I've opened a new project, a68h, at mtn-host.prjek.net.

I'm looking for advice about how to do the initial checkin, preferably 
before I actually do it.  There are a few issues that may be of wider 
interest, and may relate to things planned (or not) for future versions 
of monotone.

The project is to restore an ancient Algol 68 compiler for the IBM/360, 
and make it run on today's popular hardware.

I'm starting from two development snapshots, taken approximately four 
years apart.  In the intervening period, several development directions 
were aborted because of limitations in the toolset being used.  But the 
final stages of each of these are still present in the second snapshot, 
though they were no longer in use.  I do not have complete development 
snapshots of these abandoned development directions -- just 
final snapshots of the files that were discarded.

Now clearly this history can be included in the monotone archive.  They 
affect one major component of the system, the code generator.  The reast 
of the compiler (the majority of the code) was just improved in an 
orderly way between the two snapshots.  It is unlikely that the 
discarded code will ever be of any use, since they are 
machine-dependent hardware has changed radically in the meantime.

Large parts of the code generator that *was* in the final version are 
also slated for replacement, but it is possible that significant parts 
will remain.

So the first question is,

   Is it worthwhile to represent this ancient history in the repository?

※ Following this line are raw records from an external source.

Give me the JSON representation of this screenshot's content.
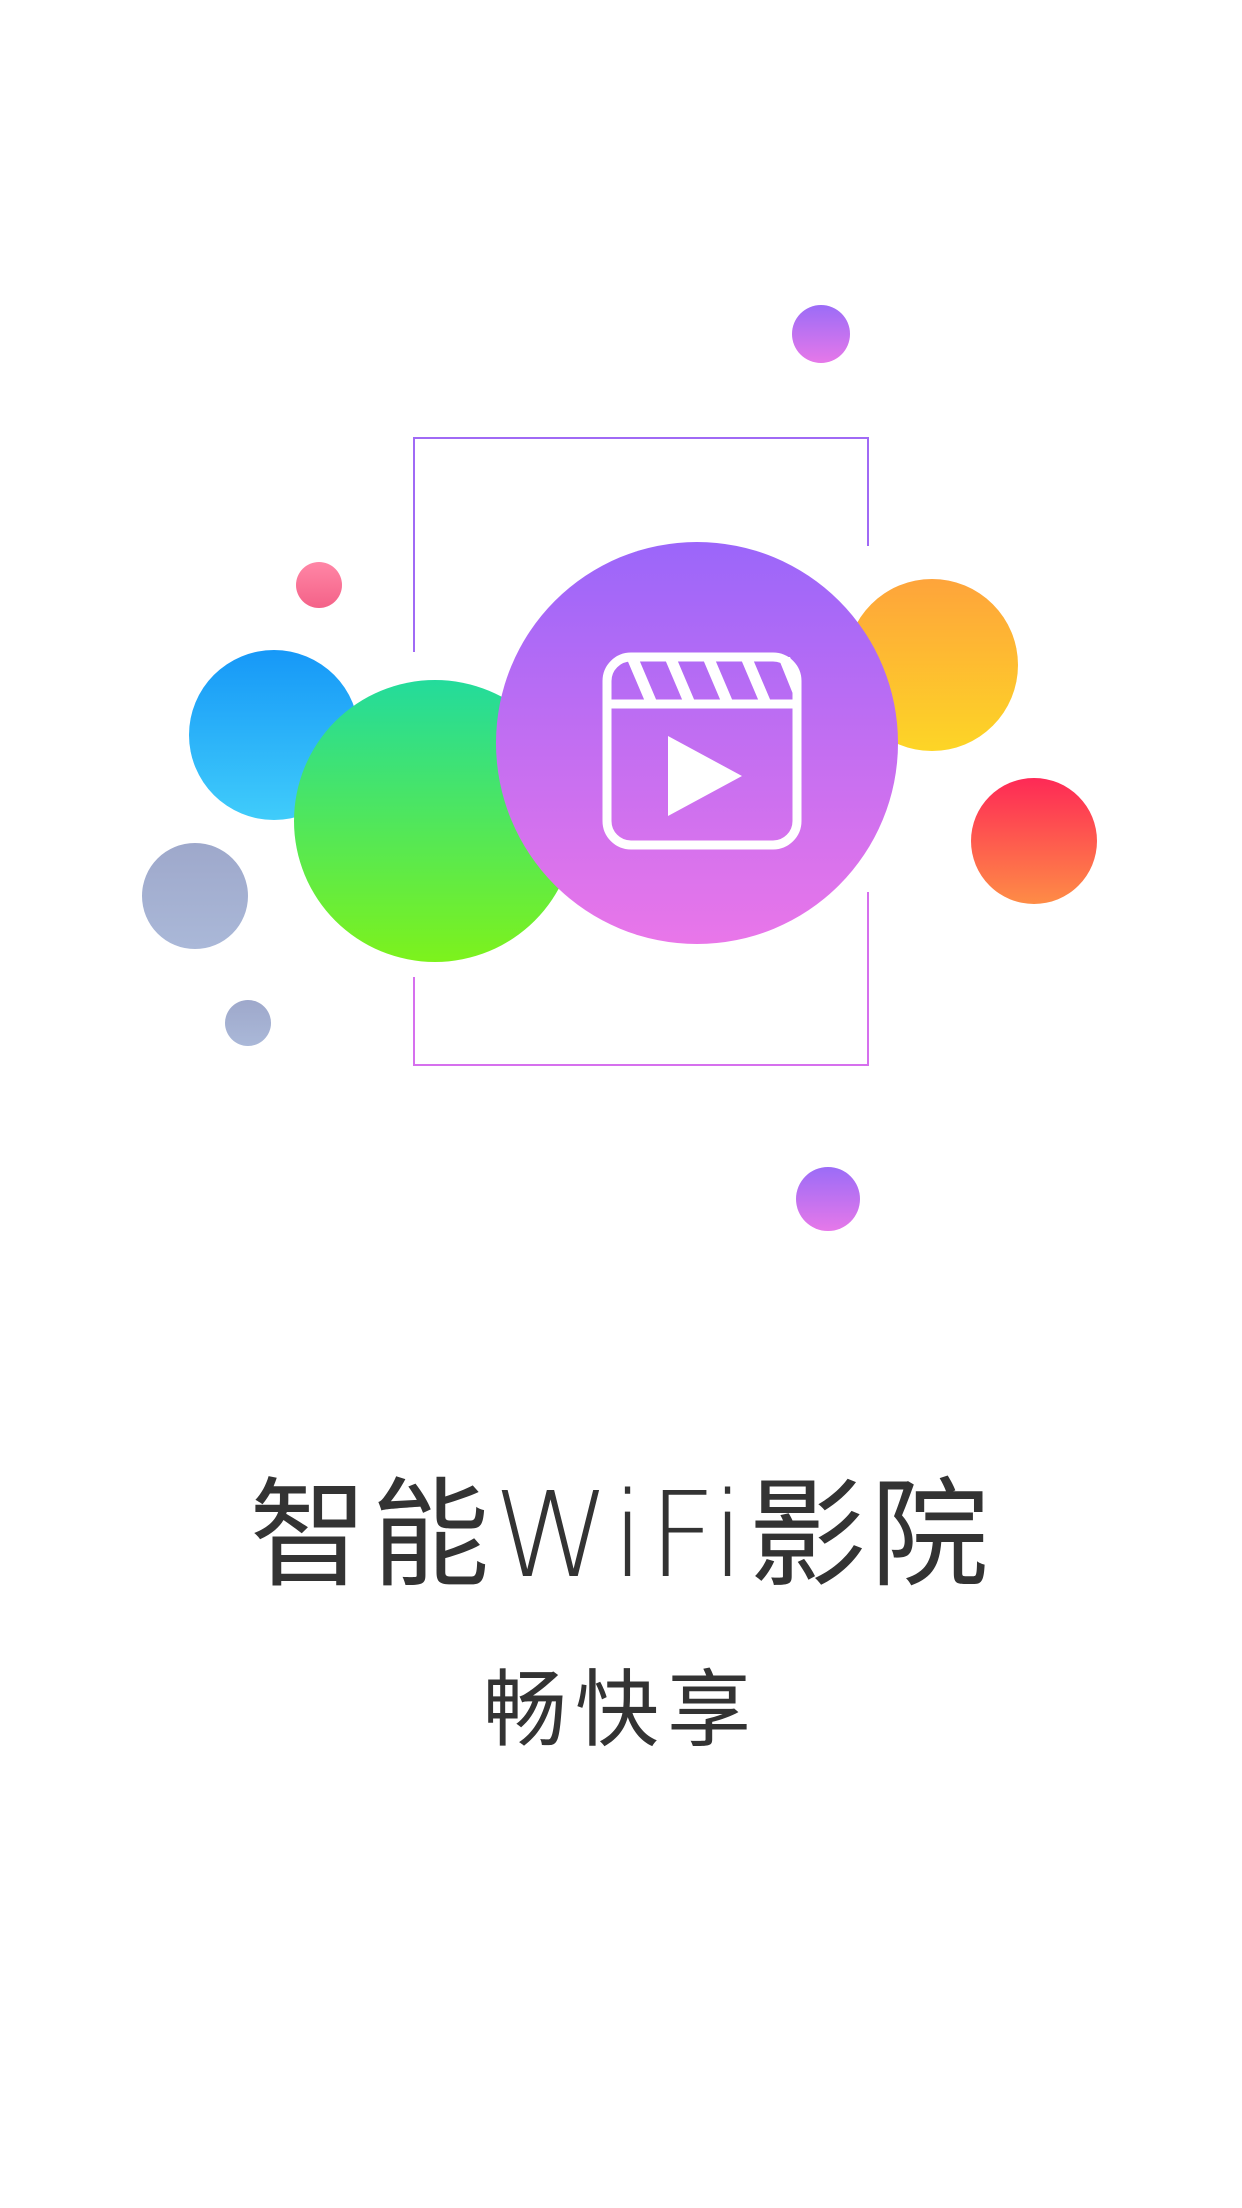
{
  "splash": {
    "title": "智能WiFi影院",
    "subtitle": "畅快享",
    "logo_icon": "clapperboard-play-icon"
  },
  "colors": {
    "frame_gradient": [
      "#9b66fa",
      "#e976e9"
    ],
    "text": "#333333",
    "background": "#ffffff",
    "bubble_purple": [
      "#9b66fa",
      "#e976e9"
    ],
    "bubble_green": [
      "#23db9c",
      "#7df21c"
    ],
    "bubble_blue": [
      "#1698f8",
      "#40ccfa"
    ],
    "bubble_orange": [
      "#fea43b",
      "#fdd526"
    ],
    "bubble_red": [
      "#fe2956",
      "#fe8c46"
    ],
    "bubble_gray": [
      "#9ea8cb",
      "#aab8d8"
    ],
    "bubble_pink": [
      "#ff86a6",
      "#f46288"
    ]
  }
}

Next, the code base is stored in EBCDIC in IBM's FB records, 
and some of it (mostly the test suite) is in IBM's VBS format.
For those not in the know, the FB records are fixed-length records, 80 
bytes each, now concatenated into a long Linux binary file.  In Linux, 
you just read them 80 bytes at a time; each 80 bytes is a line of the 
source code, 72 bytes of ENBDIC text, and 8 bytes of sequence number.
Line boundaries are indicated by counting bytes; there are no newline 
characters of any kind.
 
It's not hard to convert to ASCII, but any reasonable conversion does 
some damage to the data -- there are a few characters that don't have 
ideal translation, and any sane change to Unix-style lines would involve 
the removal of trailing spaces and line numbers.

Does it make sense to try to store the EBCDIC files into the monotone 
repository?  Monotone, I understand, prefers to store everything 
internally in Unicode (possibly UTF-8 to save space).  Now there are 
reversible translations of EbCDIC to and from Unicode, but I don't think 
the standard one plays nicelt with some of the weirder characters on the 
TN print train (such as corners for drawing boxes).  And there's still 
the matter of line endings -- counting bytes won't work after the 
conversion.  Is there a Unicide newline (say) that is not a translation 
of an EBCDIC characer?

Are there any plans for monotone to address character set issues beyond 
CR-LF vs \n ?  Should there be?

Should I just check all this in as binary files?  Should I convert to 
Unicode as if monotone recognised the EBCDIC character set and unicoded 
it?

Or should I just abandon that bit of history and just use a plain ASCII 
version of the latest snapshot and work from there?

---

There are some real questions here, that are likely to be of relevance 
to others trying to work in the archaeology of computing.  One that 
doesn't affect me in this project is:

  If you have reconstructed history from ancient snapshots and checked 
it in accordingly, what do you do when you discover *another* ancient 
snapshot that fits before all of them, or in between two existing ones?